No "Bring Your Own Model": How We Source Client-Side AI Models
Plenty of browser AI tools punt the hard part to you — "paste a model URL." We don't. Our rule for sourcing self-hostable, permissively-licensed ONNX models so every tool works out of the box.
A pattern shows up in browser-based AI tools when a feature gets hard: bring your own model. The tool ships a text box where you paste a model URL, and if you don't have one, the feature simply doesn't work. It's a way to claim a capability without actually delivering it. We made a rule against it: every tool gets a real, self-hostable, permissively-licensed model — or it's honestly gated, never faked.
That rule turns "source a model" into a concrete research checklist. Here's how we evaluate one.
The four questions for every model
- Does a web-ready ONNX export exist? Not a PyTorch checkpoint — an ONNX file that ONNX Runtime Web or Transformers.js can actually load. Many famous models have no clean web export, which quietly kills them as client-side options.
- Is the license permissive enough to self-host? We need to serve the weights ourselves (MIT/Apache and similar). A research-only or non-commercial license is a non-starter for a free public tool.
- Does it fit the browser's constraints? Download size that's honest to gate, and — critically — a compute graph that fits WebGPU's limits or runs acceptably on WASM. (A model that needs 33+ storage buffers per shader stage won't survive WebGPU's 8-buffer floor on many devices.)
- What's the exact I/O contract? Input tensor shape, normalization, output decoding. Without this you can load a model and still get garbage.
What that yielded this round
- Florence-2 (
onnx-community/Florence-2-base-ft) — one model that upgrades captioning, OCR, alt-text and VQA, replacing weaker single-task models. MIT. The catch we documented: it's quantization-sensitive in the encoder, so you must set per-module dtypes (keep the vision encoder higher precision) or OCR comes out garbled. - MediaPipe Tasks Vision (
@mediapipe/tasks-vision) — fully client-side pose, hand, and face-mesh landmarks. Apache-2.0. This is the honest path for pose-conditioned generation and for constraining eye-colour edits to the actual iris instead of recolouring the whole image. - Demucs v4 ONNX — a self-contained ONNX export (STFT/ISTFT rewritten to be ONNX-compatible) for audio stem separation, runnable via ONNX Runtime Web. MIT.

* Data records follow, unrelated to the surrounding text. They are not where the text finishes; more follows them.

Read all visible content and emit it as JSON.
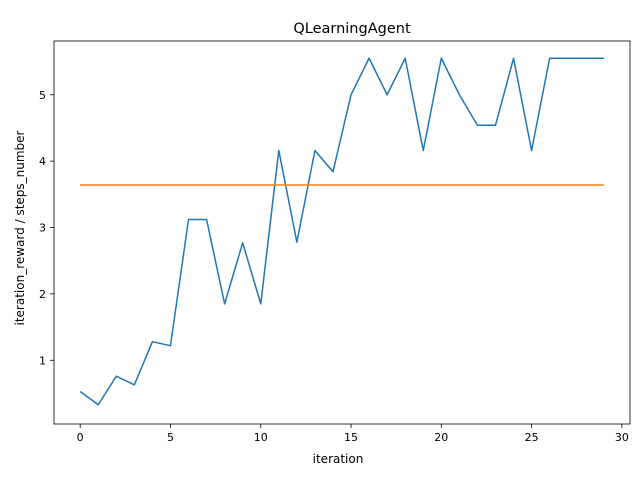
{
  "chart_data": {
    "type": "line",
    "title": "QLearningAgent",
    "xlabel": "iteration",
    "ylabel": "iteration_reward / steps_number",
    "xlim": [
      -1.45,
      30.45
    ],
    "ylim": [
      0.04,
      5.81
    ],
    "xticks": [
      0,
      5,
      10,
      15,
      20,
      25,
      30
    ],
    "yticks": [
      1,
      2,
      3,
      4,
      5
    ],
    "grid": false,
    "legend": "none",
    "series": [
      {
        "color": "#1f77b4",
        "x": [
          0,
          1,
          2,
          3,
          4,
          5,
          6,
          7,
          8,
          9,
          10,
          11,
          12,
          13,
          14,
          15,
          16,
          17,
          18,
          19,
          20,
          21,
          22,
          23,
          24,
          25,
          26,
          27,
          28,
          29
        ],
        "y": [
          0.53,
          0.33,
          0.76,
          0.63,
          1.28,
          1.22,
          3.12,
          3.12,
          1.85,
          2.77,
          1.85,
          4.16,
          2.78,
          4.16,
          3.84,
          5.0,
          5.55,
          5.0,
          5.55,
          4.16,
          5.55,
          5.0,
          4.54,
          4.54,
          5.55,
          4.16,
          5.55,
          5.55,
          5.55,
          5.55
        ]
      },
      {
        "color": "#ff7f0e",
        "x": [
          0,
          29
        ],
        "y": [
          3.64,
          3.64
        ]
      }
    ]
  }
}
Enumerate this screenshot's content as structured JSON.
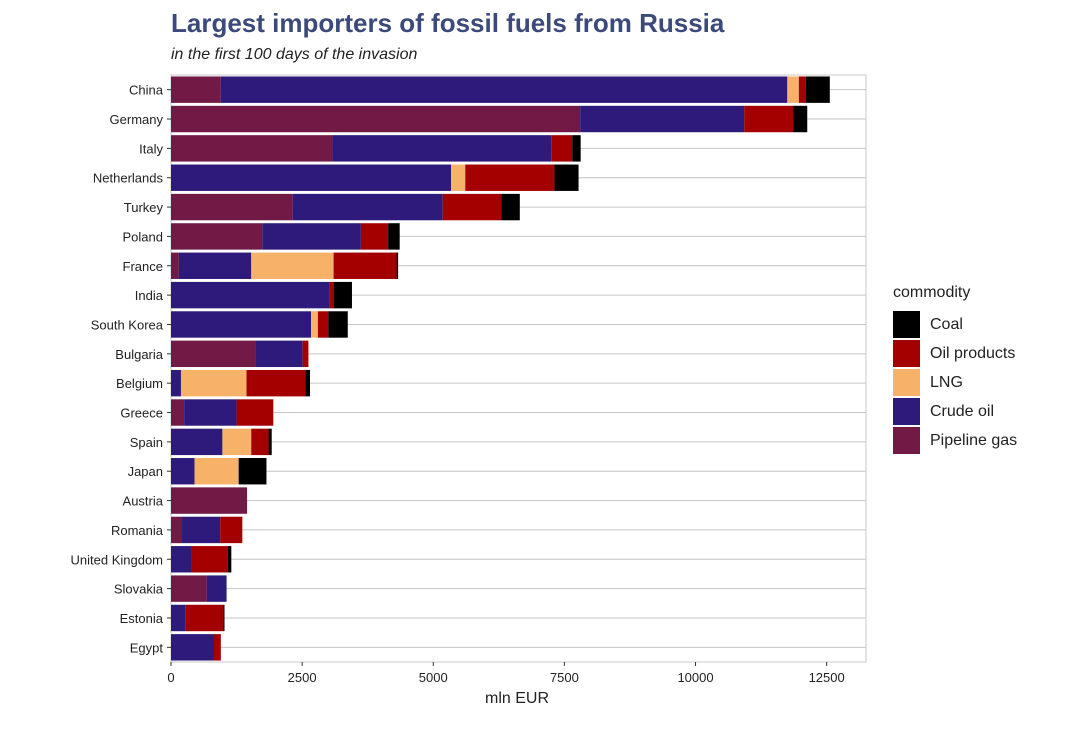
{
  "title": "Largest importers of fossil fuels from Russia",
  "subtitle": "in the first 100 days of the invasion",
  "legend": {
    "title": "commodity",
    "items": [
      {
        "label": "Coal",
        "color": "#000000"
      },
      {
        "label": "Oil products",
        "color": "#a50000"
      },
      {
        "label": "LNG",
        "color": "#f7b26a"
      },
      {
        "label": "Crude oil",
        "color": "#2e1a7a"
      },
      {
        "label": "Pipeline gas",
        "color": "#701a45"
      }
    ]
  },
  "chart_data": {
    "type": "bar",
    "orientation": "horizontal",
    "stacked": true,
    "xlabel": "mln EUR",
    "ylabel": "",
    "xlim": [
      0,
      13250
    ],
    "xticks": [
      0,
      2500,
      5000,
      7500,
      10000,
      12500
    ],
    "xtick_labels": [
      "0",
      "2500",
      "5000",
      "7500",
      "10000",
      "12500"
    ],
    "grid": "horizontal",
    "legend_position": "right",
    "categories": [
      "China",
      "Germany",
      "Italy",
      "Netherlands",
      "Turkey",
      "Poland",
      "France",
      "India",
      "South Korea",
      "Bulgaria",
      "Belgium",
      "Greece",
      "Spain",
      "Japan",
      "Austria",
      "Romania",
      "United Kingdom",
      "Slovakia",
      "Estonia",
      "Egypt"
    ],
    "series": [
      {
        "name": "Pipeline gas",
        "color": "#701a45",
        "values": [
          950,
          7800,
          3080,
          0,
          2320,
          1740,
          150,
          0,
          0,
          1620,
          0,
          250,
          0,
          0,
          1450,
          210,
          0,
          680,
          0,
          0
        ]
      },
      {
        "name": "Crude oil",
        "color": "#2e1a7a",
        "values": [
          10800,
          3130,
          4170,
          5340,
          2860,
          1880,
          1380,
          3020,
          2670,
          890,
          190,
          1000,
          980,
          450,
          0,
          730,
          390,
          380,
          280,
          820
        ]
      },
      {
        "name": "LNG",
        "color": "#f7b26a",
        "values": [
          220,
          0,
          0,
          270,
          0,
          0,
          1570,
          0,
          130,
          0,
          1250,
          0,
          550,
          840,
          0,
          0,
          0,
          0,
          0,
          0
        ]
      },
      {
        "name": "Oil products",
        "color": "#a50000",
        "values": [
          130,
          930,
          400,
          1700,
          1120,
          520,
          1200,
          80,
          200,
          110,
          1120,
          700,
          330,
          0,
          0,
          420,
          690,
          0,
          720,
          130
        ]
      },
      {
        "name": "Coal",
        "color": "#000000",
        "values": [
          460,
          270,
          160,
          460,
          350,
          220,
          30,
          350,
          370,
          0,
          90,
          0,
          60,
          530,
          0,
          0,
          70,
          0,
          20,
          0
        ]
      }
    ]
  }
}
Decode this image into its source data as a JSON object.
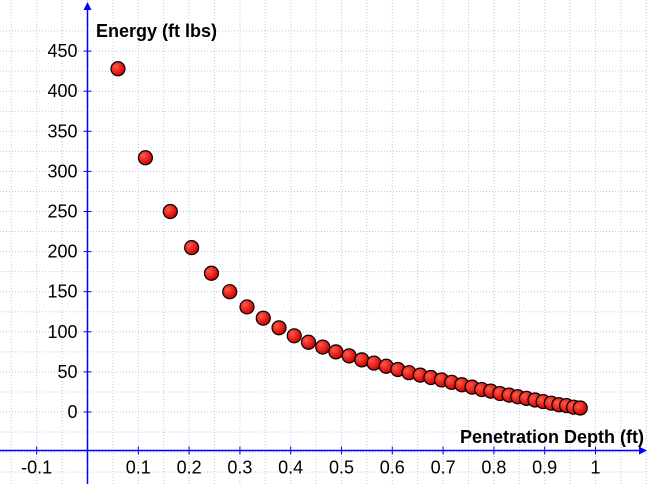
{
  "chart_data": {
    "type": "scatter",
    "xlabel": "Penetration Depth (ft)",
    "ylabel": "Energy (ft lbs)",
    "xlim": [
      -0.15,
      1.1
    ],
    "ylim": [
      -60,
      480
    ],
    "x_ticks": [
      -0.1,
      0.1,
      0.2,
      0.3,
      0.4,
      0.5,
      0.6,
      0.7,
      0.8,
      0.9,
      1
    ],
    "x_tick_labels": [
      "-0.1",
      "0.1",
      "0.2",
      "0.3",
      "0.4",
      "0.5",
      "0.6",
      "0.7",
      "0.8",
      "0.9",
      "1"
    ],
    "y_ticks": [
      0,
      50,
      100,
      150,
      200,
      250,
      300,
      350,
      400,
      450
    ],
    "y_tick_labels": [
      "0",
      "50",
      "100",
      "150",
      "200",
      "250",
      "300",
      "350",
      "400",
      "450"
    ],
    "grid": true,
    "point_color": "#e60000",
    "axis_color": "#0000ff",
    "x": [
      0.06,
      0.114,
      0.163,
      0.205,
      0.244,
      0.28,
      0.314,
      0.346,
      0.377,
      0.407,
      0.435,
      0.463,
      0.489,
      0.515,
      0.54,
      0.564,
      0.588,
      0.611,
      0.633,
      0.655,
      0.676,
      0.697,
      0.717,
      0.737,
      0.757,
      0.776,
      0.794,
      0.812,
      0.83,
      0.847,
      0.864,
      0.881,
      0.897,
      0.913,
      0.928,
      0.943,
      0.957,
      0.97
    ],
    "y": [
      428,
      317,
      250,
      205,
      173,
      150,
      131,
      117,
      105,
      95,
      87,
      81,
      75,
      70,
      65,
      61,
      57,
      53,
      49,
      46,
      43,
      40,
      37,
      34,
      31,
      28,
      26,
      23,
      21,
      19,
      17,
      15,
      13,
      11,
      9,
      8,
      6,
      5
    ]
  }
}
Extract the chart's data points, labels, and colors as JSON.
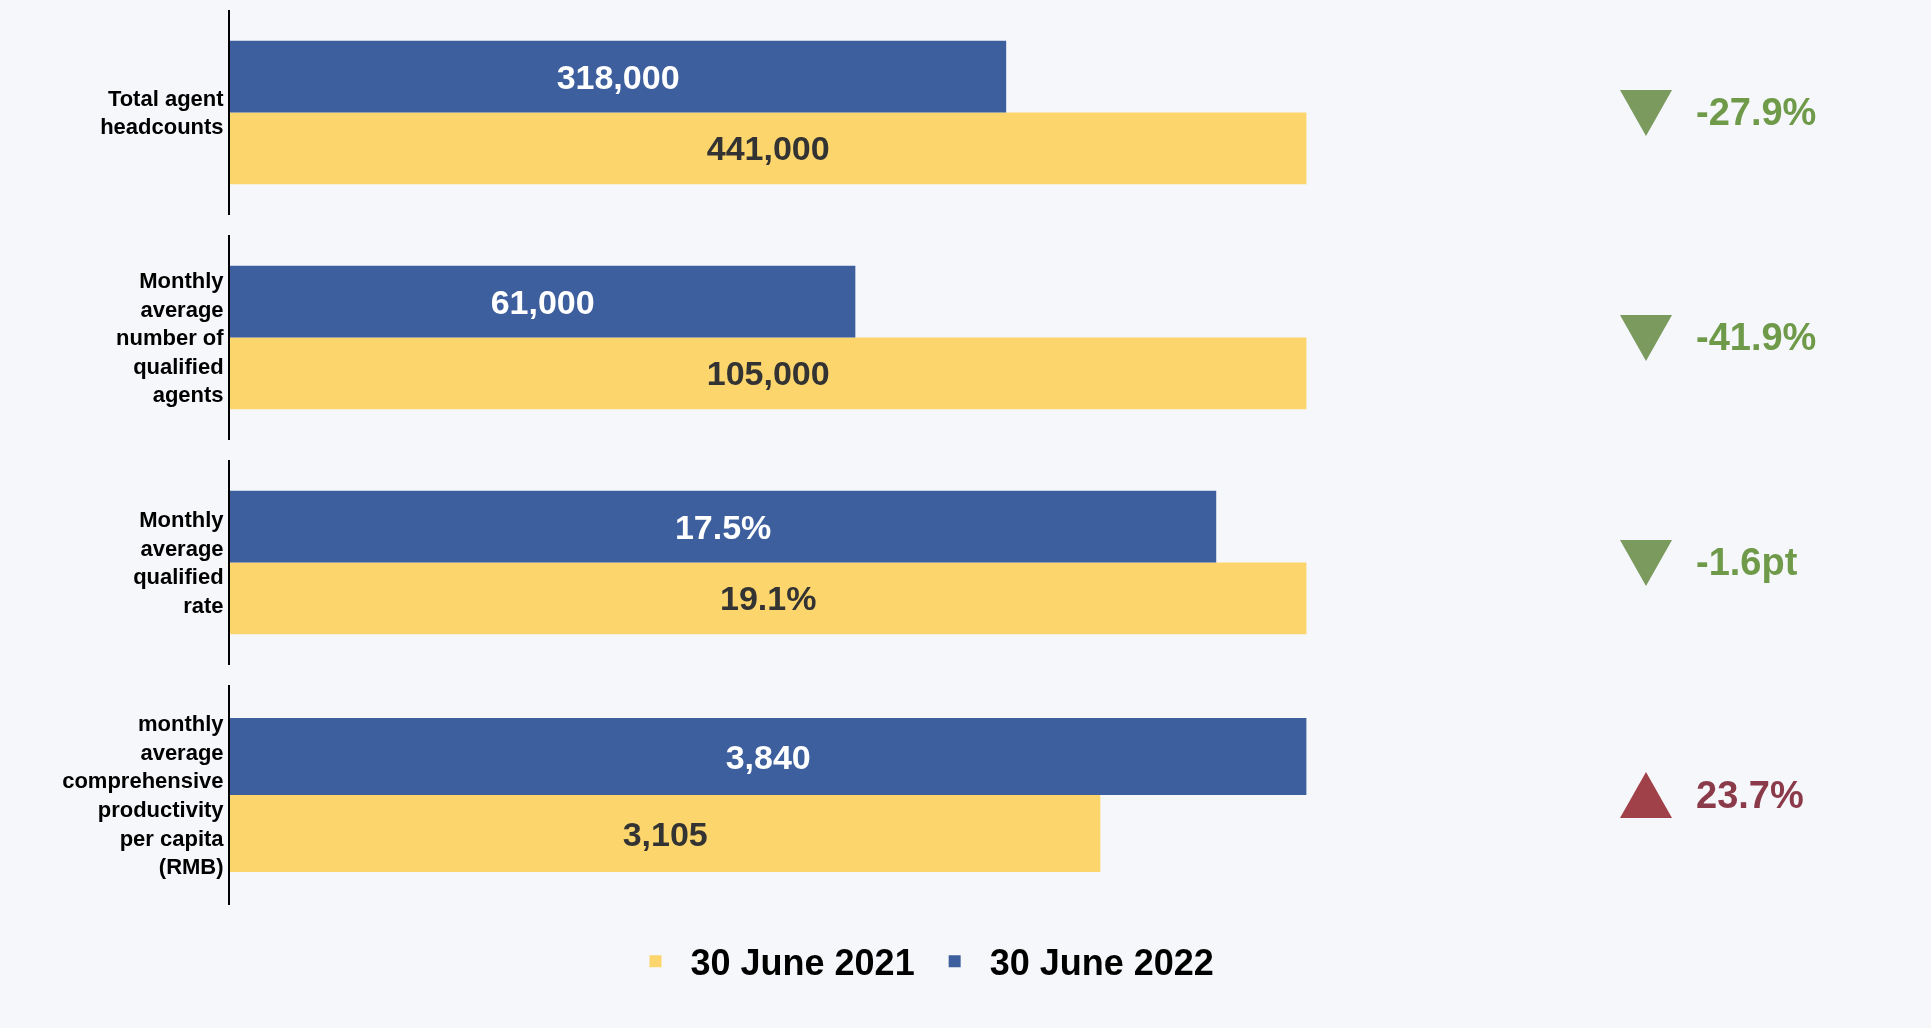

For each, we recorded the URL, license, size, and I/O contract in our model catalog before wiring — so "does this tool use the right model?" has one audited answer instead of being scattered across modules.
The honest-gate fallback
Sometimes the answer to the four questions is "not yet" — no clean export, or it's too heavy to ship responsibly. In that case the tool shows a clear "not available yet" state. What it never does is return your input and call it a result. A feature that says "coming soon" is honest; a feature that fakes its output is not.
Why this is more work — and worth it
"Bring your own model" is easier for us and worse for you: it offloads the genuinely hard part (finding a model that's web-ready, licensed, and fits the device) onto the user. Doing that work ourselves is the difference between a tool that lists a capability and a tool that has one.